Cartesian to Spherical Polar Coordinates Calculator

Calculator Inputs

Formula Used

The calculator uses the standard physics convention for spherical polar coordinates.

Radius: r = √(x² + y² + z²)

XY projection: ρ = √(x² + y²)

Polar angle: θ = arccos(z / r)

Azimuth: φ = atan2(y, x)

Elevation: α = arcsin(z / r)

Reverse check: x = r sin(θ) cos(φ), y = r sin(θ) sin(φ), z = r cos(θ)

How to Use This Calculator

Enter the x, y, and z coordinates of the point.
Select degrees or radians for the angle outputs.
Choose a positive full-turn azimuth or signed half-turn azimuth.
Set the decimal precision for rounded results.
Press the convert button to show the result above the form.
Use the CSV or PDF button to save the computed report.

Example Data Table

x	y	z	r	θ degrees	φ degrees	Use case
3	4	5	7.071068	45.000000	53.130102	General vector point
-2	6	3	7.000000	64.623067	108.434949	Quadrant check
0	0	8	8.000000	0.000000	Undefined	Z-axis point

Cartesian to Spherical Polar Coordinates Guide

Cartesian coordinates describe a point with x, y, and z distances from three perpendicular axes. Spherical polar coordinates describe the same point with a radius and two angles. This calculator helps you move between those views without manual trigonometry. It is useful in vectors, multivariable calculus, physics, robotics, surveying, and three dimensional geometry.

Why This Conversion Matters

Many shapes and fields are easier to study with spherical variables. A sphere, cone, radial force, antenna pattern, or orbital path often has a simpler equation after conversion. The radius shows distance from the origin. The polar angle shows tilt from the positive z axis. The azimuth shows rotation around the xy plane. These values make direction and distance easier to compare.

Advanced Calculator Features

The tool accepts positive, negative, decimal, and zero values. It reports radius, xy projection, polar angle, azimuth, elevation angle, direction cosines, and a reverse coordinate check. You can choose degrees or radians. You can also normalize the azimuth into a full positive turn or keep a signed angle. The result area appears before the form, so the answer is visible after submission.

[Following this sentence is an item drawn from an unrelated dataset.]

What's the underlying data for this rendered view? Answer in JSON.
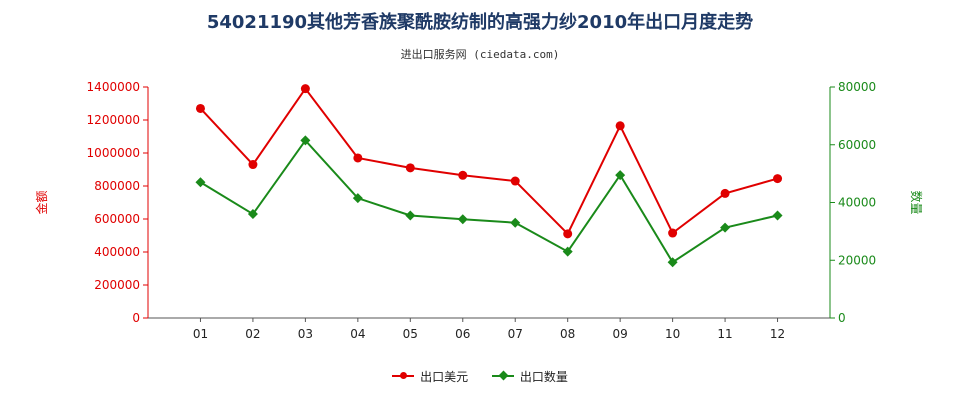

Accuracy And Interpretation

The calculator uses atan2 for azimuth. This keeps the correct quadrant when x or y is negative. It uses arccos for the polar angle when the radius is not zero. At the origin, the radius is zero and the angles are not unique. In that special case, the page displays a helpful note instead of hiding the issue.

Practical Uses

Students can verify homework steps. Teachers can create examples for lessons. Engineers can check vector directions. Data teams can transform spatial measurements before plotting. The CSV download stores the main values for spreadsheets. The PDF download creates a compact report for printing or sharing.

Best Practice

Use consistent units for x, y, and z. Review the selected angle unit before copying results. For physics notation, theta usually means the polar angle from the positive z axis. Phi usually means the azimuth measured from the positive x axis in the xy plane. For clear records, note the coordinate convention beside every answer. Different textbooks may swap angle symbols, so labels matter more than symbol names during careful work.

FAQs

What are spherical polar coordinates?

They describe a point with radius, polar angle, and azimuth. The radius gives distance from the origin. The angles describe direction in three dimensional space.

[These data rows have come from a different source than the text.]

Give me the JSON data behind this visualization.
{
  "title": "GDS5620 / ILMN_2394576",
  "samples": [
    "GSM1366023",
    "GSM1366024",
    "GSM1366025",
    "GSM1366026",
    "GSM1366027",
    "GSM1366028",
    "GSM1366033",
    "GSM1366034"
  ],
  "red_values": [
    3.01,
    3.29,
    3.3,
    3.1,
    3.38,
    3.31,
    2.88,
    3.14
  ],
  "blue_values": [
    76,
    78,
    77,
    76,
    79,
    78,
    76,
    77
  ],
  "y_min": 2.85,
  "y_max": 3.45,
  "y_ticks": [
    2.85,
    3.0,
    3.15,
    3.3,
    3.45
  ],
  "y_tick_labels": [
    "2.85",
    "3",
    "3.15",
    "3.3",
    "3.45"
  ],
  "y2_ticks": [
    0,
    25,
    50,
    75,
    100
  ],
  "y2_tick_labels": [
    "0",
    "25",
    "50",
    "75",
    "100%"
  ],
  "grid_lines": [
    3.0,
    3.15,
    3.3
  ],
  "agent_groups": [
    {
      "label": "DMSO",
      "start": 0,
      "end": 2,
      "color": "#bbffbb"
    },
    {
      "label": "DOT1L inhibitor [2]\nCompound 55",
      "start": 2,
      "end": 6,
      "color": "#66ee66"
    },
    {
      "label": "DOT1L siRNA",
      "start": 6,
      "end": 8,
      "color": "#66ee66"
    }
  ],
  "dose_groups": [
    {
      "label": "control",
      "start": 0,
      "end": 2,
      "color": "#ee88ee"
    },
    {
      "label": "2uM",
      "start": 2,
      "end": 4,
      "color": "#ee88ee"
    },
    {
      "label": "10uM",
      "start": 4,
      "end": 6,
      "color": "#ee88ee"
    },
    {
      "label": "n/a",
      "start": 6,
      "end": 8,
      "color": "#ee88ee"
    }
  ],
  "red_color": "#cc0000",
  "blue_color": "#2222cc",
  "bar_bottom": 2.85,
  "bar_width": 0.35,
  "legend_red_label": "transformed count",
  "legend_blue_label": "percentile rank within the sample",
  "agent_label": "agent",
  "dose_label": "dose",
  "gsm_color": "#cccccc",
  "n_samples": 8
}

What does theta mean here?

Theta means the polar angle measured from the positive z-axis. This is common in physics and many vector calculus courses.

What does phi mean here?

Phi means the azimuth angle in the xy plane. It is measured from the positive x-axis toward the positive y-axis.

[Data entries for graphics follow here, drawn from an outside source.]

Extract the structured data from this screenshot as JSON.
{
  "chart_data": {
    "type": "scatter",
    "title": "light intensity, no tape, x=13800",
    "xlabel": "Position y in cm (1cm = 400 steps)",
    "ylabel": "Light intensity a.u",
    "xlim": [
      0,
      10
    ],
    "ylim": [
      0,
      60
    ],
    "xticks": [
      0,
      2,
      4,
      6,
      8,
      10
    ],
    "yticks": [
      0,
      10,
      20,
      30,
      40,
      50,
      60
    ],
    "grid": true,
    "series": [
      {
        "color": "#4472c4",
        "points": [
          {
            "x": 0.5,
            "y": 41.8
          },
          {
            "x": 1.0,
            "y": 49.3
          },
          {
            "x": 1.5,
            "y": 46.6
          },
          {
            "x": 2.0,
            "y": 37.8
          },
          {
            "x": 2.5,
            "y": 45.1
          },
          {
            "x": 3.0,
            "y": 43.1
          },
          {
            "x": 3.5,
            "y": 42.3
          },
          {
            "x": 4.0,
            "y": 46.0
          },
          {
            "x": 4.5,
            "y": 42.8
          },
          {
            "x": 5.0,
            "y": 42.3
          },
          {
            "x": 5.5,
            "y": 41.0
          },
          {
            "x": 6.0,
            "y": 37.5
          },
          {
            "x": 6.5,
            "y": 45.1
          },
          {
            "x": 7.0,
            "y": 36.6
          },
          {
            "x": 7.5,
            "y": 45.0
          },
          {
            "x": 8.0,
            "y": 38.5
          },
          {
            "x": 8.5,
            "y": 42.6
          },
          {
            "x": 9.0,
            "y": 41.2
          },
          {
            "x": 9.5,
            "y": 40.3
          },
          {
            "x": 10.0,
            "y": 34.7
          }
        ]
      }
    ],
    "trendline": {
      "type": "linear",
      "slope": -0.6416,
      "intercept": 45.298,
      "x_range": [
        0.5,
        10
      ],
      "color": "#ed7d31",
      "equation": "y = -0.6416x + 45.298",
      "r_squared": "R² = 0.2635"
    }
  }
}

Why does the calculator use atan2?

atan2 uses both x and y signs. That helps place the azimuth in the correct quadrant, even when one coordinate is negative.

What happens at the origin?

At the origin, the radius is zero. Direction is not unique, so both spherical angles are undefined. The page displays a note for this case.

Can I use radians instead of degrees?

Yes. Select radians in the angle unit field. The calculator will output theta, phi, and elevation in radians.

What is the reverse check?

The reverse check converts the spherical result back to x, y, and z. Small errors may appear because of decimal rounding.

Why is azimuth undefined on the z-axis?

When x and y are both zero, every horizontal direction is equivalent. The point has no unique rotation around the z-axis.